Monday, June 12, 2017

Le puceau du quai Branly





        C’est une après-midi de printemps. La douceur solaire réveille la vie après le long sommeil hivernal. La sève séminale recoule au sein des feuillages, les hormones roucoulent aux oreilles des jeunes gens en fleur. Un damoiseau désœuvré sifflote une mélopée mélancolique en battant le bitume du quai Branly. La bouille est boulote, les bras ballants, le déhanchement brinqueballant. Revêtu d’un outrecuidant accoutrement d’outre-périphérique coûteux mais à couper au couteau, notre bon ami n’a, hélas, rien d’un bel amant. Son allure, plus racailleuse que racoleuse, ne leurre guère les guerrières mais leur met fortement la puce à l’oreille sur sa condition de puceau. Pustuleux, pestant la rustrerie, ce puceau est un pestiféré par ici. Canaille des quartiers soit, mais pas sot pour un sou. Le coquin compte bien s’acoquiner et s’acquitter de son déflorement. D’un regard pornographique, il convie les convois de belettes bourgeoises qui déambulent sur le quai Branly à s’encanailler.

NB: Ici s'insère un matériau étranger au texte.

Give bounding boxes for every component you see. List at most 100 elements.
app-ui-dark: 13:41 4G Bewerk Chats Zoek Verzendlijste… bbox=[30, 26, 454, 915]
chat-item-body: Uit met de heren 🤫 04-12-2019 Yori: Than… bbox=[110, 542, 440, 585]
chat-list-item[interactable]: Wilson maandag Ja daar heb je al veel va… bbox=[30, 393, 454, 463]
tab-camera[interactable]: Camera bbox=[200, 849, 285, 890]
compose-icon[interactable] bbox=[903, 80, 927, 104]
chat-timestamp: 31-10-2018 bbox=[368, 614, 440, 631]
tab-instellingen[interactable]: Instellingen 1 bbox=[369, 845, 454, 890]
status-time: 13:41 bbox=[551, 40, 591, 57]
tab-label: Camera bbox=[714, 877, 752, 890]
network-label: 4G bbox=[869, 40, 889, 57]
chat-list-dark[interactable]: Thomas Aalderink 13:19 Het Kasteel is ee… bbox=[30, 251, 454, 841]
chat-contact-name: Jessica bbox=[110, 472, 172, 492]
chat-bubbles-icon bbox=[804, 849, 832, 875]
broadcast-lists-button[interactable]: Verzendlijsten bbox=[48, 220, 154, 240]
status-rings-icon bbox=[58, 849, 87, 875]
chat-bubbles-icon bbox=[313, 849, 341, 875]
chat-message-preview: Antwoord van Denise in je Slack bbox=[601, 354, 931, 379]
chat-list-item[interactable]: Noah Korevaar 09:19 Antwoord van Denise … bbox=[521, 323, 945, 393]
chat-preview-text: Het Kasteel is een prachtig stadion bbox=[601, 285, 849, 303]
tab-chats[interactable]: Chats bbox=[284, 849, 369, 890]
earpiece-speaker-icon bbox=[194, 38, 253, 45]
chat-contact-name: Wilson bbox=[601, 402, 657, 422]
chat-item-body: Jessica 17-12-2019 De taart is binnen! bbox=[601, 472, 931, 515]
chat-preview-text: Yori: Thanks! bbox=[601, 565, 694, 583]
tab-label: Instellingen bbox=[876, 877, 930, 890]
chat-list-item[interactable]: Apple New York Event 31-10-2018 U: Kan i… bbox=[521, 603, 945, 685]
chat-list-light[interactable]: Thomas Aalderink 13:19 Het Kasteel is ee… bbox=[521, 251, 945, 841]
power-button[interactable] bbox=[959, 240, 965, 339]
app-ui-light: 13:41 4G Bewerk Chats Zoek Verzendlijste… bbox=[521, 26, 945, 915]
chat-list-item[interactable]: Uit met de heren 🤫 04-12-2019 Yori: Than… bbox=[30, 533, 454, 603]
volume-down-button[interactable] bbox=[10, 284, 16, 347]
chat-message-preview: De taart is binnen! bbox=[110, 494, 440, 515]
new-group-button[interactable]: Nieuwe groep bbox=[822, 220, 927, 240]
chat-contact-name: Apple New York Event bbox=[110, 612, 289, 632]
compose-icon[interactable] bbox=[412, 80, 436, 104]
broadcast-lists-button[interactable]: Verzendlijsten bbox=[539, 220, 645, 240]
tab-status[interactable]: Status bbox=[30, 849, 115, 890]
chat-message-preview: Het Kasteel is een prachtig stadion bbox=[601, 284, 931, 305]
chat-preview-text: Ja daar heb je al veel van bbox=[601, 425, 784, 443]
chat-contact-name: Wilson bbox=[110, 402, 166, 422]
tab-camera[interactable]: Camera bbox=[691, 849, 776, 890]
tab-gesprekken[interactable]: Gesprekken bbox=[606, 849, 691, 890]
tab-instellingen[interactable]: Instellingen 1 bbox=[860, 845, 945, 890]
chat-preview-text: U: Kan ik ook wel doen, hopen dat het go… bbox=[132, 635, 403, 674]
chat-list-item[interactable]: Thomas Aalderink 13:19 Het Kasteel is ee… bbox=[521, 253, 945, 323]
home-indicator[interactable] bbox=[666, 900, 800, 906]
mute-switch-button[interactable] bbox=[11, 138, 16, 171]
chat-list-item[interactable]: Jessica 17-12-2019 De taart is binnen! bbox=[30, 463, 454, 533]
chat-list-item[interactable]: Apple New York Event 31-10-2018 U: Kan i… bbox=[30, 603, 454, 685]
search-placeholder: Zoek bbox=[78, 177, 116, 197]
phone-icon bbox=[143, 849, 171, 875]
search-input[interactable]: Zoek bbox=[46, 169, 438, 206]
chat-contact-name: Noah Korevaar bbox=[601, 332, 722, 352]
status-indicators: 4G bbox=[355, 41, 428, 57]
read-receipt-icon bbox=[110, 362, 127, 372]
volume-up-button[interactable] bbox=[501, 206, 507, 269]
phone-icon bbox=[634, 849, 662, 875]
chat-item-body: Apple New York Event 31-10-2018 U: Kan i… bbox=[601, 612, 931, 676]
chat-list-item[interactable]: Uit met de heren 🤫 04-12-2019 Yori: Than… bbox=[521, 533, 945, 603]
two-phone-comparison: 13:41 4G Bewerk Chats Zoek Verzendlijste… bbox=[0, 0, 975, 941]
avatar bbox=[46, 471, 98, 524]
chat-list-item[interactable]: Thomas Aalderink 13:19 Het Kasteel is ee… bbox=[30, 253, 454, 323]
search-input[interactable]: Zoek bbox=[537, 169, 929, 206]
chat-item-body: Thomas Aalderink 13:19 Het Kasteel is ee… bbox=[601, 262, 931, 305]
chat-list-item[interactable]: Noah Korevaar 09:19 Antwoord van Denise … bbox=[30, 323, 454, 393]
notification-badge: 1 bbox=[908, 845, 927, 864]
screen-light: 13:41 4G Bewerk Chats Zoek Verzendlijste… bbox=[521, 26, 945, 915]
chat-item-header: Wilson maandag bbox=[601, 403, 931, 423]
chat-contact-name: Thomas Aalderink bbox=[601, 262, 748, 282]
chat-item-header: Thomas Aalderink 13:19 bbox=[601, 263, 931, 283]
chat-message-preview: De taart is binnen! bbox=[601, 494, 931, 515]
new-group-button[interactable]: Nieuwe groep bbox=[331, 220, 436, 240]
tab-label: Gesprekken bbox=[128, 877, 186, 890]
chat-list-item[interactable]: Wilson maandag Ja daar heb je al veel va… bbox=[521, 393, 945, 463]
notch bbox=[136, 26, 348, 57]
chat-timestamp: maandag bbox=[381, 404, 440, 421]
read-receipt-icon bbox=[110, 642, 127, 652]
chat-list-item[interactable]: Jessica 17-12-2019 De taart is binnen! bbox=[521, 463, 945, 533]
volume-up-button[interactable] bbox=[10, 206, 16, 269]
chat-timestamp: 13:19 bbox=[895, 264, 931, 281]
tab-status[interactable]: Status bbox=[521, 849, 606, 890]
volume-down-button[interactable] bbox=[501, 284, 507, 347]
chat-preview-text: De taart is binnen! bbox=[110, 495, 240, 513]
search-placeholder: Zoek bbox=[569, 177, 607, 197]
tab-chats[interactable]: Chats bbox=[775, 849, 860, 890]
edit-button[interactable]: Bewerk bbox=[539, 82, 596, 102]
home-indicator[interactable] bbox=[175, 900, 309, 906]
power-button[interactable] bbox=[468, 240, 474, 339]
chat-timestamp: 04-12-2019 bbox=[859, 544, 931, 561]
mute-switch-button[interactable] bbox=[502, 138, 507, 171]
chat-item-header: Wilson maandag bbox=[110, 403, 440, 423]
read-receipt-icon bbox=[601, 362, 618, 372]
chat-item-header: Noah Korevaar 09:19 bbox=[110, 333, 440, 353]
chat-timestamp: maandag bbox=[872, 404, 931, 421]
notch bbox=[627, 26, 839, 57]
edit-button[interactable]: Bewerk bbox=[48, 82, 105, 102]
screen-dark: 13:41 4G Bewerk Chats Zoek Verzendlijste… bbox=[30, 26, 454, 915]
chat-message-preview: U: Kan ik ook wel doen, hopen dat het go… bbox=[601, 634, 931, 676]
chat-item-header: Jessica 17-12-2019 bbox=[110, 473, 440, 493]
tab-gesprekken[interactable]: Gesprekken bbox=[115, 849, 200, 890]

       Brans-le-bas de combat ! Voilà une bellotte au corps de courtisane. Sa chair dévoilée a l’air coulée dans les meilleurs moules. Sa chère tenue moule ses formes si fermement qu’elle paraît peinte sur sa peau. La concupiscence fait passer l’envie du con avant toute raison. L’envie de se bafrer de ses courbes gourmandes le harponne aussitôt. Las de se languir, il tourne trois fois la langue dans sa bouche avant d’emboiter le pas de la midinette. Sa démarche cavalière a vite fait de le mener à hauteur de la donzelle.
̶ Mademoiselle, lance-t-il d’une voix Don Juan empruntée. La fille de bonne famille fait fi de la sollicitation, prétendant ne pas entendre son prétendant. Prêt à n’épargner aucun effort, le puceau ne prête importance au premier écueil et repart de plus belle à l’assaut du corps de la belle.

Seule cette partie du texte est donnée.